In tSNP rs2299941 in PTEN, we found that the single allele G displayed a negative association with each breast cancer molecular subtype, in comparison with the A allele. The heterozygous genotype G/A or uncommon homozygous genotype G/G also displayed a negative association with each breast cancer molecular subtype, except triple-negative breast cancer, in comparison with the common homozygote A/A. The same trend was observed with lymph node status. We also found that the heterozygote genotype G/A or uncommon homozygous genotype G/G displayed a negative association with stage II or III breast cancer.

The four genes detailed above are directly or indirectly involved in the monoubiquitinated FANCD2–DNA damage-repair pathway and have been found to be significantly associated with the risk of breast cancer.19 A previous study of Chinese patients with familial breast/ovarian cancer found that 135 patients were found to carry pathogenic or likely pathogenic mutations (28.1%), corresponding to 12 different cancer predisposition genes (8.5% on non‐BRCA1/2 genes, mainly in ATM, CHEK2, PALB2, NBS1, and BRIP1 genes, all of which participate in the homologous recombinant repair pathway).
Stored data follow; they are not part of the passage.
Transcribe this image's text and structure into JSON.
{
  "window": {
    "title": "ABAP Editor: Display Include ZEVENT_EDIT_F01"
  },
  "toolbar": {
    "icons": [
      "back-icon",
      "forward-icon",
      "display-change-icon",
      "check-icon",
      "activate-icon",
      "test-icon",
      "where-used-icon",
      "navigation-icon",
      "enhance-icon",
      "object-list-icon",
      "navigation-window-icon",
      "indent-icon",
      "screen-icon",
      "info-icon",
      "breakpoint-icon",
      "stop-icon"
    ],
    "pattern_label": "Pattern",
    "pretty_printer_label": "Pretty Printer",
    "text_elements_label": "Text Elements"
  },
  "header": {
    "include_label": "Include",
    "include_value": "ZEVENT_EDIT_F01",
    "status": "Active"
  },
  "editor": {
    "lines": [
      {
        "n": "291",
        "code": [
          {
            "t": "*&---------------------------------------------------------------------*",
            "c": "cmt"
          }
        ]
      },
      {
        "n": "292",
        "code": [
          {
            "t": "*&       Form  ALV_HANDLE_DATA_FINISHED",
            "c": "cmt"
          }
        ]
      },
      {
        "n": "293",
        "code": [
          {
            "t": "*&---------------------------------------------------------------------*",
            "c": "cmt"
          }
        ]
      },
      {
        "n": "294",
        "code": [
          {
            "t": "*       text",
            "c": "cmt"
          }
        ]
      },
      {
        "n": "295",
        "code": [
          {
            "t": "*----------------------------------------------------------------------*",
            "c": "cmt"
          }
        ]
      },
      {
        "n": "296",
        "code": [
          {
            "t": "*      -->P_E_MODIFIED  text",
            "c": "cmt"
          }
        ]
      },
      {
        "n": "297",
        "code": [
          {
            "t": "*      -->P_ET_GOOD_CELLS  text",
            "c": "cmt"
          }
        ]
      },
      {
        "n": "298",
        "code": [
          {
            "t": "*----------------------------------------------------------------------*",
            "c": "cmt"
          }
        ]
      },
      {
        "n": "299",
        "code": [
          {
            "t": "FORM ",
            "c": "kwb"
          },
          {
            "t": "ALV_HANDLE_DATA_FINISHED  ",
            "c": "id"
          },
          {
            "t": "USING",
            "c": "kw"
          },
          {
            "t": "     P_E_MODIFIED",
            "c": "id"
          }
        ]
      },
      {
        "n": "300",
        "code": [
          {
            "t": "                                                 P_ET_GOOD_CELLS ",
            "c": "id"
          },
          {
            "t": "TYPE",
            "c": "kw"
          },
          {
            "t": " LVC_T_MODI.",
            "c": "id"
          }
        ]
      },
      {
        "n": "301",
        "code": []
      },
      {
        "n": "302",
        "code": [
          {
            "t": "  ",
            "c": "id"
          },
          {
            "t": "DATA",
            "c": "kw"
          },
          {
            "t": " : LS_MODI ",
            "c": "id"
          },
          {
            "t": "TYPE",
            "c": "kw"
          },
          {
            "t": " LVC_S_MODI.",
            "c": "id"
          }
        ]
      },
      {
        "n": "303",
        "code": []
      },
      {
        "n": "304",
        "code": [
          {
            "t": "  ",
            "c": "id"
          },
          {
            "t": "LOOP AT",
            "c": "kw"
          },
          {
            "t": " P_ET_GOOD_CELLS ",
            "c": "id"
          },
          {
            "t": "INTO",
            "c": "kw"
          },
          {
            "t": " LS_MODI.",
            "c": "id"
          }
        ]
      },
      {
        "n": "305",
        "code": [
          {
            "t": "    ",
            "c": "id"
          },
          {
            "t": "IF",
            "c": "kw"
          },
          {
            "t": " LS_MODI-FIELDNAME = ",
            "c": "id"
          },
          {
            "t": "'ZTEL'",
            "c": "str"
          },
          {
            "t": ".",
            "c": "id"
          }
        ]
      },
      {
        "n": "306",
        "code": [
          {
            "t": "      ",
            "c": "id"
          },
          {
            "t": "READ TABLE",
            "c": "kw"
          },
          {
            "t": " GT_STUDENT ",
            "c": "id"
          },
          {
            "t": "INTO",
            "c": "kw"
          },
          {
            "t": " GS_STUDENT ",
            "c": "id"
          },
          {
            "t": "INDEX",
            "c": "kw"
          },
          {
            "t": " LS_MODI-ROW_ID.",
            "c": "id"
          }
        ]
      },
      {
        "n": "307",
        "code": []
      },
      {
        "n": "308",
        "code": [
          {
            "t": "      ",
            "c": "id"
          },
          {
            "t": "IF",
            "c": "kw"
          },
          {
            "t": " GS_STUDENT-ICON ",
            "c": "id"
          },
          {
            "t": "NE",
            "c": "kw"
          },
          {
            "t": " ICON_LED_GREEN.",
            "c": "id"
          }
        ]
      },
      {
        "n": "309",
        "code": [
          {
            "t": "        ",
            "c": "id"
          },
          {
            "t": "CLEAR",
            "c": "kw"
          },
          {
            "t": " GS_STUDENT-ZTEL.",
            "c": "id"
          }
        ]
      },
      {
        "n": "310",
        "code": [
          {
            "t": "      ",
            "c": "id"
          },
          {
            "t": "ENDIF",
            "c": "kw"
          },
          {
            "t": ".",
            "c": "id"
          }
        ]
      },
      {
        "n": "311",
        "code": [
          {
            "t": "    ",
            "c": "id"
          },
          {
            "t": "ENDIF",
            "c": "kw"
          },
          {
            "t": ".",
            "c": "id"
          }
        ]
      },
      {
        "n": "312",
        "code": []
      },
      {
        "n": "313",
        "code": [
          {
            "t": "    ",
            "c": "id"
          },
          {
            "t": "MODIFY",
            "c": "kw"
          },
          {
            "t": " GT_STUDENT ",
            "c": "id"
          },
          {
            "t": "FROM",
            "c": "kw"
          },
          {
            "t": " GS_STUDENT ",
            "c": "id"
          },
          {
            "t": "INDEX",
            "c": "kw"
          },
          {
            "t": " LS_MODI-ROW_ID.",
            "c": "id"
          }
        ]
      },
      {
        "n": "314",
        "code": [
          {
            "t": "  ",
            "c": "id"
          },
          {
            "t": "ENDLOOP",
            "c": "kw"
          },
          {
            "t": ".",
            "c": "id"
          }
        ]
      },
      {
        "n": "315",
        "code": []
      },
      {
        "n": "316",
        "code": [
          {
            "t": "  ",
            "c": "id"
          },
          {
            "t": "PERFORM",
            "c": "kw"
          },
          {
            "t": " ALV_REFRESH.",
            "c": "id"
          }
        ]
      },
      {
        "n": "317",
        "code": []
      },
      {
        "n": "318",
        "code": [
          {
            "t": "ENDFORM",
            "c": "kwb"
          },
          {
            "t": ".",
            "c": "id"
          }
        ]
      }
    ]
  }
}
Mutation rates of BRCA1 and BRCA2 have been shown to be higher in triple‐negative breast cancer (TNBC) patients than in the non-TNBC group.20 The majority of previous reports suggest that genetic polymorphisms may influence the pathological subtype of breast cancer only in ER-positive or -negative breast cancer. As in one study, compared to breast tumours in Caucasian women, they show a higher prevalence of TP53 somatic mutations in ER+ Asian breast tumours, and the presence of TP53 somatic mutations is associated with poorer survival in ER+ tumours.21 However, there is no prognostic analysis in this article. Therefore, it is difficult to compare the results of the present study with previous research.

Conclusions

In this hospital-based case–control study of associations between seven tSNPs of four genes (TP53, NBS1, BRIP1 and PTEN) and risk of breast cancer defined by tumor pathological characteristics and BMI, we found that the majority of tSNPs displayed a negative association with breast cancer and only a few tSNPs exhibited an increased risk of breast cancer (such as rs12951053 in TP53 and rs7220719 in BRIP1, which displayed an increased risk of triple‐negative breast cancer, and rs12951053 of TP53 and rs16945628 of BRIP1, which displayed an increased risk of breast cancer in the BMI ≧ 25 kg/m2 group). Most tSNPs displayed an association with triple-negative breast cancer excepted the tSNP rs2299941 located in PTEN and tSNP rs16945628 located in BRIP1. And the majority of tSNPs displayed a negative association with stage II or III breast cancer. But only one tSNP rs12951053 in TP53 displayed an increased risk of stage II and lymph node-negative breast cancer. However, the small sample size of the study represents a limitation. Larger and multicenter national studies are required to verify these findings and further exploration of the function of these genes is also required.

Acknowledgments

The authors thank the Centre for Human Genetics Research, Shanghai Genesky Bio-Tech Co, Ltd for their excellent technical assistance with genotyping analysis. The authors thank all professors, doctors, and nurses in the breast surgery department of Xiangya Hospital for the collection of patient information. The authors thank Associate Professor Guo Wang at the Institute of Clinical Pharmacology, Central South University, for assistance. The authors also thank Associate Professor Xing-Li Li at the School of Public Health, Central South University, for assistance with statistical analysis.

Funding

This study was supported by grants from the China Hunan Provincial Science and Technology Department (2010-TP4053) and the National Natural Science Foundation of China (81001179).

Disclosure

The authors declare no potential conflicts of interest with respect to the research, authorship, and/or publication of this article.